Ya habÃa perdido ante Zhang Ruochen una vez, no podÃa volver a perder ante él.
Sin embargo, Zhang Ruochen no saltó al agua como Zuo Longlin. Permaneció allÃ, en el Pabellón Medio del Lago, con calma. Se habÃa dado cuenta de que ni la joven mujer parada en el Pabellón del MediodÃa, ni la que estaba en el lado opuesto del banco era la verdadera Decimotercera Princesa.
Aparentemente, la Decimotercera Princesa se burló de ellos como si fueran tontos.
Una sensación de antipatÃa apareció en la mente de Zhang Ruochen, no le gustaba la sensación de ser engañado.
“Multa. Estoy aquà para suplicarle que me ayude, no deberÃa ofenderla. “Hizo todo lo posible para controlar la ira en su corazón y abandonó el Pabellón del Medio-Lago en busca de la verdadera Decimotercera Princesa.
La verdadera Decimotercera Princesa seguramente disfrutaba del espectáculo desde algún lugar no muy lejos del lago.
En la lejana torre, la decimotercera princesa, con un vestido de perlas, se estaba peinando. Ella cubrió con una horquilla dorada sus deliciosos mechones.
Miró hacia el lago acuático y vio a las dos sirvientas paradas en el Pabellón Medio Lago y al borde de la orilla haciendo tontos a los dos prÃncipes. Ella estaba encantada.
Una sirvienta relativamente hermosa estaba de pie detrás de la Decimotercera Princesa y se rió entre dientes. “Dos prÃncipes de una comandancia inferior quieren casarse con Su Majestad. ¡Son exactamente como un sapo tratando de tragar un cisne! Siguen nuestras órdenes y hacen lo que les pedimos que hagan como idiotas “.
“¡Son perros ahogado! ¡Jaja! “La otra sirvienta rió.
La decimotercera Princesa dejó escapar un sonido y se quedó mirando el Pabellón Medio Lago. Ella dijo: “¡Oye, mira! Ese no saltó al lago “.
Las dos sirvientas miraron hacia el lago y miraron fijamente a Zhang Ruochen, que estaba parado en el Pabellón Medio Lago. Una de las sirvientas dijo con frialdad: “¡Tiene los nervios para no obedecer a Su Majestad!”
Al mismo tiempo, vieron que el joven los miraba desde el Pabellón.
De pie en el Pabellón Medio Lago, Zhang Ruochen miró a la joven que estaba sentada en la torre y confirmó que ella era la verdadera Decimotercera Princesa.
“¡CHOQUE!”
Mostró Sombra del Dragón Real de Viento una vez más. Se deslizó por el agua, voló sobre el lago y corrió hacia la torre.

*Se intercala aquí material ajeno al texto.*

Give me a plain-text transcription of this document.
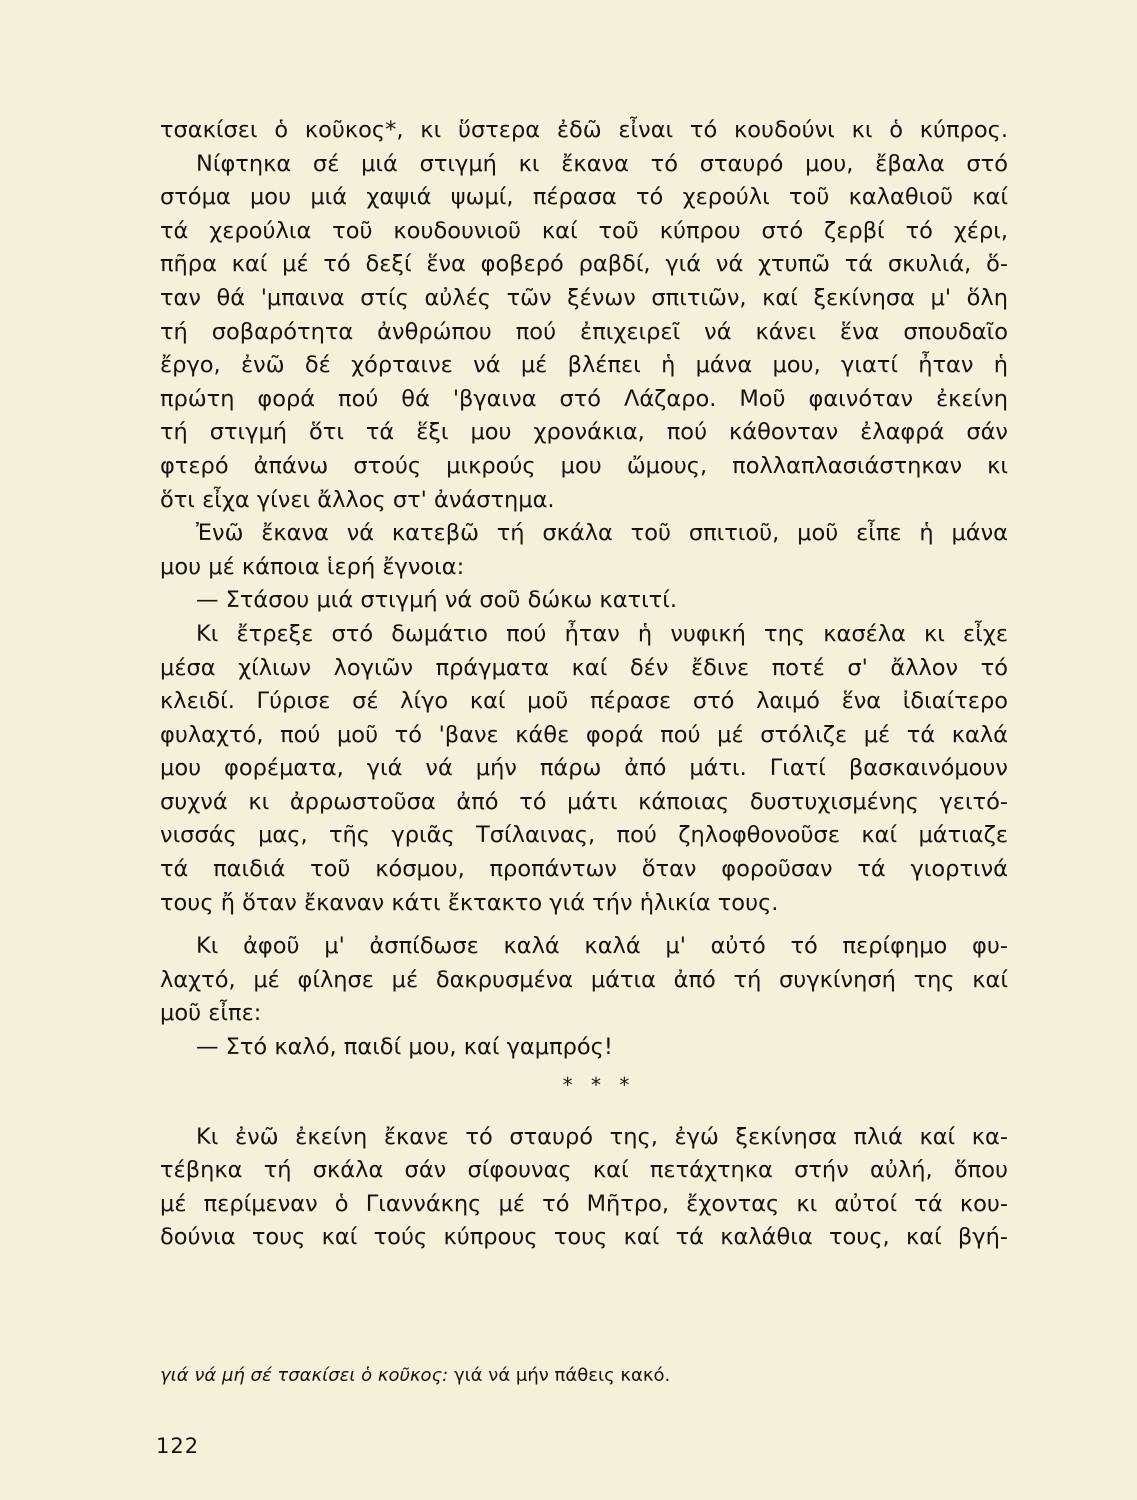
τσακίσει ὁ κοῦκος*, κι ὕστερα ἐδῶ εἶναι τό κουδούνι κι ὁ κύπρος.
Νίφτηκα σέ μιά στιγμή κι ἔκανα τό σταυρό μου, ἔβαλα στό
στόμα μου μιά χαψιά ψωμί, πέρασα τό χερούλι τοῦ καλαθιοῦ καί
τά χερούλια τοῦ κουδουνιοῦ καί τοῦ κύπρου στό ζερβί τό χέρι,
πῆρα καί μέ τό δεξί ἕνα φοβερό ραβδί, γιά νά χτυπῶ τά σκυλιά, ὅ-
ταν θά 'μπαινα στίς αὐλές τῶν ξένων σπιτιῶν, καί ξεκίνησα μ' ὅλη
τή σοβαρότητα ἀνθρώπου πού ἐπιχειρεῖ νά κάνει ἕνα σπουδαῖο
ἔργο, ἐνῶ δέ χόρταινε νά μέ βλέπει ἡ μάνα μου, γιατί ἦταν ἡ
πρώτη φορά πού θά 'βγαινα στό Λάζαρο. Μοῦ φαινόταν ἐκείνη
τή στιγμή ὅτι τά ἕξι μου χρονάκια, πού κάθονταν ἐλαφρά σάν
φτερό ἀπάνω στούς μικρούς μου ὤμους, πολλαπλασιάστηκαν κι
ὅτι εἶχα γίνει ἄλλος στ' ἀνάστημα.
Ἐνῶ ἔκανα νά κατεβῶ τή σκάλα τοῦ σπιτιοῦ, μοῦ εἶπε ἡ μάνα
μου μέ κάποια ἱερή ἔγνοια:
— Στάσου μιά στιγμή νά σοῦ δώκω κατιτί.
Κι ἔτρεξε στό δωμάτιο πού ἦταν ἡ νυφική της κασέλα κι εἶχε
μέσα χίλιων λογιῶν πράγματα καί δέν ἔδινε ποτέ σ' ἄλλον τό
κλειδί. Γύρισε σέ λίγο καί μοῦ πέρασε στό λαιμό ἕνα ἰδιαίτερο
φυλαχτό, πού μοῦ τό 'βανε κάθε φορά πού μέ στόλιζε μέ τά καλά
μου φορέματα, γιά νά μήν πάρω ἀπό μάτι. Γιατί βασκαινόμουν
συχνά κι ἀρρωστοῦσα ἀπό τό μάτι κάποιας δυστυχισμένης γειτό-
νισσάς μας, τῆς γριᾶς Τσίλαινας, πού ζηλοφθονοῦσε καί μάτιαζε
τά παιδιά τοῦ κόσμου, προπάντων ὅταν φοροῦσαν τά γιορτινά
τους ἤ ὅταν ἔκαναν κάτι ἔκτακτο γιά τήν ἡλικία τους.
Κι ἀφοῦ μ' ἀσπίδωσε καλά καλά μ' αὐτό τό περίφημο φυ-
λαχτό, μέ φίλησε μέ δακρυσμένα μάτια ἀπό τή συγκίνησή της καί
μοῦ εἶπε:
— Στό καλό, παιδί μου, καί γαμπρός!
* * *
Κι ἐνῶ ἐκείνη ἔκανε τό σταυρό της, ἐγώ ξεκίνησα πλιά καί κα-
τέβηκα τή σκάλα σάν σίφουνας καί πετάχτηκα στήν αὐλή, ὅπου
μέ περίμεναν ὁ Γιαννάκης μέ τό Μῆτρο, ἔχοντας κι αὐτοί τά κου-
δούνια τους καί τούς κύπρους τους καί τά καλάθια τους, καί βγή-
γιά νά μή σέ τσακίσει ὁ κοῦκος: γιά νά μήν πάθεις κακό.
122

Zuo Longlin todavÃa nadaba hacia el borde del lago.
“¡Su Majestad, él viene hacia nosotros! ¿Qué deberÃamos hacer ahora? “Una de las sirvientas preguntó en pánico.
La Decimotercera Princesa se sentó en su silla y dijo con confianza, “Incluso si él sabe que me estoy burlando de él, no puede hacer nada para mÃ. Además, mi décimo hermano está vigilando la torre de abajo, no podrá subir “.
Zhang Ruochen habÃa llegado a la torre y estaba a punto de subir.
Un joven, sosteniendo un abanico plegable, salió de la puerta del primer nivel de la torre. Bloqueó el camino de Zhang Ruochen, lo miró y dijo: “¿De dónde viene este paleto? Se supone que no debes venir a esta torre. ¡Vete ahora!”
Zhang Ruochen frunció el entrecejo, frunció el ceño en su corazón y respondió con calma: “Estoy aquà para ver a la decimotercera princesa. ¿Puedes informarme por mÃ?
“¿Que es esto? ¿Crees que eres lo suficientemente bueno para conocer a la Decimotercera Princesa? ¡Si no retrocedes, te romperé las piernas y te echaré! “El joven dijo arrogantemente, barriendo sus mangas a un lado.
Este joven arrogante era el Décimo PrÃncipe de la Comandancia Qianshui. Sin embargo, en lugar de comportarse como un prÃncipe, actuó como un pequeño mocoso de una familia adinerada.
Zhang Ruochen no sabÃa que era el Décimo PrÃncipe de la Comandancia Qianshui. Pensó que era un prÃncipe de otra comandancia, poniendo obstáculos deliberadamente en su camino y obstruyéndolo para que no viera a la Decimotercera Princesa.
Zhang Ruochen ya estaba de mal humor. No habÃa esperado que alguien le bloqueara el camino cuando llegara a la torre. Le molestó aún más.
Zhang Ruochen se volvió más severo y dijo: “¿Qué pasa si insisto en ver a la Decimotercera Princesa?”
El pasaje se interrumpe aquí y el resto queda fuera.